Die Einwohner von Auckland haben gelernt, mit den Vulkanen zu leben. Der Vulkankegel Maungakiekie liegt heute mitten in Auckland; auf ihm befinden sich ein öffentlicher Park und eine Schaffarm. Auf anderen Vulkanen gibt es Seen, Parks oder Sportplätze, auf einem sogar einen Friedhof. Viele leben wegen des herrlichen Ausblicks gern am Hang eines Vulkans.

Als sich Maori und später dann (vor 180 Jahren) Europäer in der Gegend des heutigen Auckland ansiedelten, dachte wohl kaum jemand an frühere Eruptionen. Das Land stand einfach zur Verfügung und lag in Meeresnähe.

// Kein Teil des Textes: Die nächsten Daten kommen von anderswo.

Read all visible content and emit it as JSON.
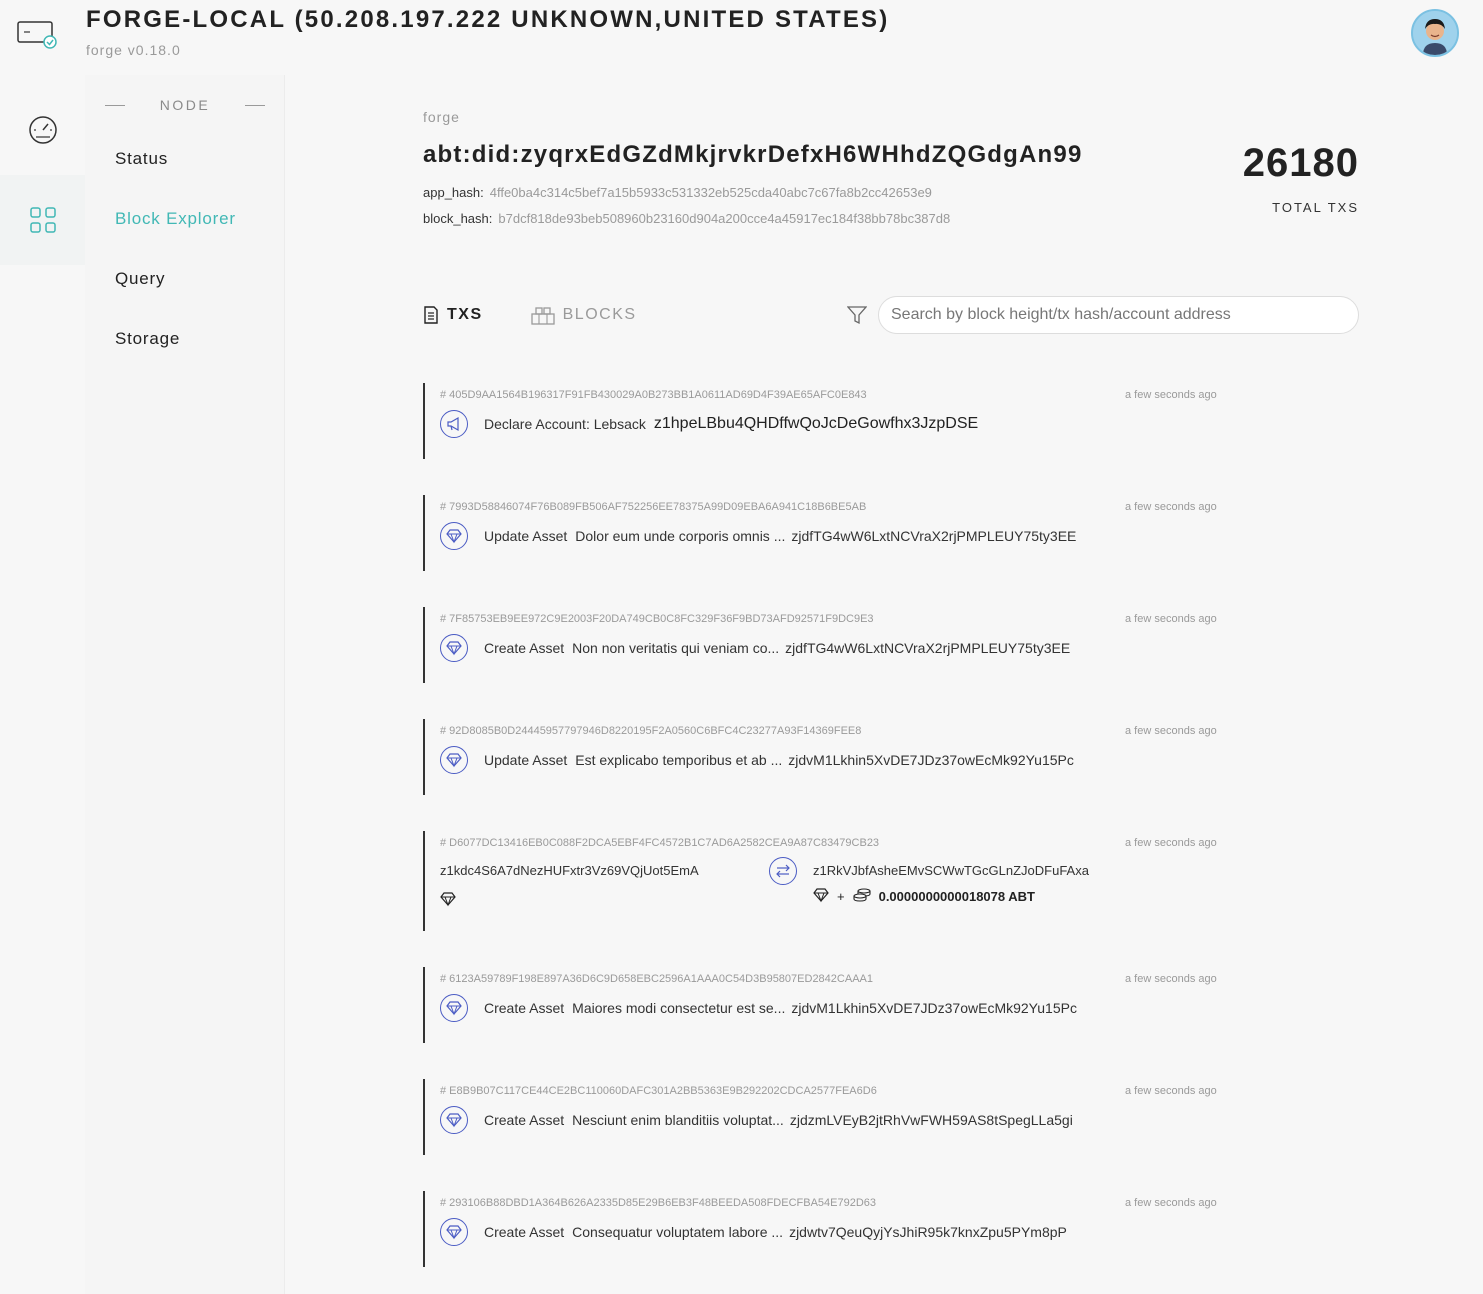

Außerdem war es fruchtbar, was auch auf andere Vulkangegenden zutrifft. In Indonesien etwa liegen besonders fruchtbare Reisanbaugebiete im Schatten tätiger Vulkane, und auch im Westen der Vereinigten Staaten ist der Boden der besten Anbaugebiete überwiegend vulkanisch. Unter den richtigen Voraussetzungen kann nach einem Vulkanausbruch auf dem Land, das mit Lava bedeckt ist, schon nach weniger als einem Jahr wieder etwas wachsen.

Frühwarnsysteme

Man mag sich jetzt fragen: Ist es nicht gefährlich, in der Nähe eines Vulkans zu wohnen? Natürlich ist es riskant. Allerdings kann man heute Erdbeben und Vulkanaktivitäten messen. Das United States Geological Survey überwacht beispielsweise tätige Vulkane überall auf der Welt — auch in Neapel und Auckland. Dort existieren Notfallpläne. Mithilfe von GPS-Geräten und Seismometernetzwerken können Wissenschaftler rund um die Uhr Magmabewegungen und Verschiebungen feststellen.

Der Vesuv wird ständig überwacht. Italienische Behörden sind auf einen Ausbruch vorbereitet, der so stark wäre wie der von 1631; entsprechende Evakuierungspläne liegen bereit. Wie Fachleute zusichern, können alle Bewohner der Gefahrenzone schon vor einem Ausbruch gewarnt und evakuiert werden.

In Auckland dagegen ist die Vulkangegend „monogenetisch“, das heißt, es bricht nicht ein bestehender Vulkan aus, sondern es könnte an einem anderen Ort ein völlig neuer entstehen. Man nimmt jedoch an, dass zuvor die Erde tage- oder sogar wochenlang beben würde. Durch diese Beben wären die Einwohner frühzeitig gewarnt und könnten die Gefahrenzone verlassen.

Die Risiken ernst nehmen

Das Beobachten von Vulkanen ist zwar wichtig, es nützt allerdings nichts, wenn Warnungen unbeachtet bleiben. 1985 wurden die Behörden der kolumbianischen Stadt Armero vor dem Ausbruch des Nevado del Ruiz gewarnt. Das Grollen des etwa 50 Kilometer entfernten Vulkans war zwar ein unüberhörbares Warnzeichen, doch die Bewohner Armeros wurden einfach nur aufgefordert, ruhig zu bleiben. Unter der Schlammflut, die sich dann über die Stadt ergoss, wurden über 21 000 Menschen begraben.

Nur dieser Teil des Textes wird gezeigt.